We should also remember that Jim McKay didn't start out in sports, nor did he start out with the name McKay. His real name was Jim McManus, and he got his television start in Baltimore, as a serious news journalist. He worked with people like Douglas Edwards, interviewed scientists, and covered presidential inaugurations, or at least the parades. When he became host of a daily variety show in Baltimore, he was asked to change his last name so that the show could be called "The Real McKay." He did so, grudgingly, but always thought of himself as McManus and retained the name for the family that played such an important role in his life.

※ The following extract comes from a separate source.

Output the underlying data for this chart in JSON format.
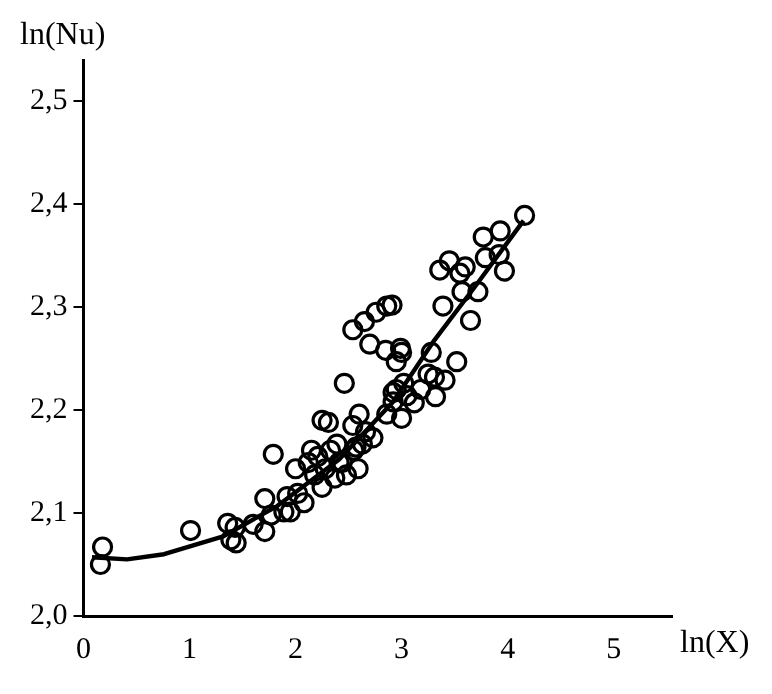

It should be no surprise, then, that McKay proved himself more than equal to the task at his most famous, and most tragic, appearance - covering the massacre of the Israeli athletes at the 1972 Munich Olympics. He won a Peabody for that, to go along with the Emmys that would mark his stellar career. They were all well deserved.
There was also McKay the family man; he refered to he and his wife Margaret as "a team," and credited that "team" for much of his professional and personal success. He understood that hard work was essential to a successful marriage and family, and believed that a common faith and shared interests had much to do with it. He was proud of his son, Sean McManus, who became president of CBS sports and news, and equally proud of his daughter Mary, a counselor. Of the life he and his wife shared, he wrote, "There is little more we could ask for."
McKay always felt it was a priviledge to have the job he had, to see the places and cover the events to which he was taken on Wide World, but in fact the priviledge was ours as well, to be able to hear him take us there. He was one of the last of a (literally) dying breed, the sportscaster who put the game ahead of himself. Vin Scully, Pat Summerall, Dick Enberg - the numbers seem to dwindle every time we turn around.
"They're all gone," Jim McKay famously said as word was passed to him of the deaths of the Israeli athletes at the Olympics. With his passing today, the giants of sports broadcasting are one step closer to being all gone as well.